Igor Abramovych and Sergei Sviatchenko - TWO AS ONE

 

The idea for the suprising collaboration entitled TWO AS ONE arose from a friendly
exchange of nature snapshots. Igor Abramovych would send Sergei Sviatchenko pictures of landscapes outside his home near Kyiv and from several trips abroad. One such photo from Igor’s winter walk with his dog in a field outside the village of Zalissia, not far from Kyiv, inspired Sergei to reinterpret the snapshot and to create a collage based on it. That collage launched a whole series of works created in coauthorship: Abramovych would take photos, and Sviatchenko would turn them into collages. The roiling energy of both coauthors—the passionate, enthusiastic and driven Abramovych and the seasoned Sviatchenko, always brimming with ideas and open to experiments and collaborations—gave rise to the TWO AS ONE project, consisting of two albums: Nature and Architecture.

 


Sergei was inspired by the sensuality and immediacy of Igor’s photos that demonstrated his personal understanding of natural and urban landscapes, his open and genuine approach to the environment and his authentic depiction of various emotional states. Sviatchenko had first noticed Igor’s optics back during their shared walk by the lake in Viborg, Sergei’s hometown in Denmark. Sergei was surprised by Igor’s poetic and direct approach to nature, which resonated with his personal understanding of landscapes and their importance in the creative process. Despite their different backgrounds, the coauthors were united by their relations to landscapes and their understanding of the environment.

 


The creative interpretation created in a collaboration between Igor’s camera lens and Sergei’s confident cuts and visions presents a new take on the fields and woods outside Kyiv, Verholy Park in the Poltava region (Ukraine), palms and beaches of Costa Blanca and Antalya, as well as Copenhagen’s laconic architecture. Nature comes in color whereas urban landscapes are markedly monochromatic.

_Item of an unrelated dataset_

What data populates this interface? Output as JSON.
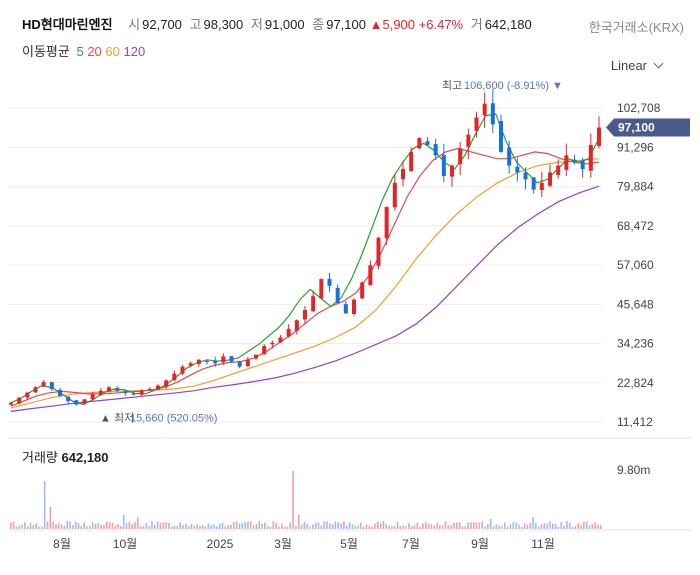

In contrast to the vitality and vibrant colors of Ukrainian countryside and southern tourist resorts in Spain and Turkey, Copenhagen’s laconic urban Scandinavian charm is depicted in black-and-white. Igor took these photos during his visit to see the premiere of the ballet Nightingale with Sviachenko’s scenography at the Royal Danish Theatre. Therefore, the two albums offer a generalized and deconstructed portrait of a European landscape. Landscapes are transformed and yield new surreal spaces borne of Dadaist form play. These collages in Sviatchenko’s recognizable style, paradoxical and sharp yet harmonious and delicate, deconstruct the original photos while preserving their atmosphere and the emotional states documented in them.

 

 


Sviatchenko has had an interest in the interface between nature and architecture since his very first steps in art. As a young boy, he visited the Kharkiv Museum of Art with his architect father and explored connections between nature, architecture and fine arts. As a student of the Department of Architecture, he later imbibed knowledge about the powerful effect of open and closed spaces both in nature and architecture, as well as their impact on people, in long conversations with his older colleague, Professor Antonov. The photos Igor took outside Kyiv, with their atmosphere, openness and recognizably central-European Ukrainian views that differ both from the austere North and from the vibrant South, reminded Sergei of his childhood in Kharkiv. Summertime trips to the town of Chuhuiv, sunlight shimmering on the water and between dense greenery of the forest, were imprinted on his retinas for years. The artist himself describes these memories as “flashes of childhood,” and that’s something that every person has in his or her memory. The play of light and shadows, contrasts, thin contours and startling combinations appear in many of his works like unexpected sunbursts in the darkened woods. In his photos, Abramovych managed to convey this genuine emotional state, the dynamics and vitality that stirred up Sviatchenko’s inner world and brought out a host of associations. TWO AS ONE project describes two visions merging into one on the level of sensory perceptions beyond the boundaries of rationality to create something new, as unexpected as it is authentic.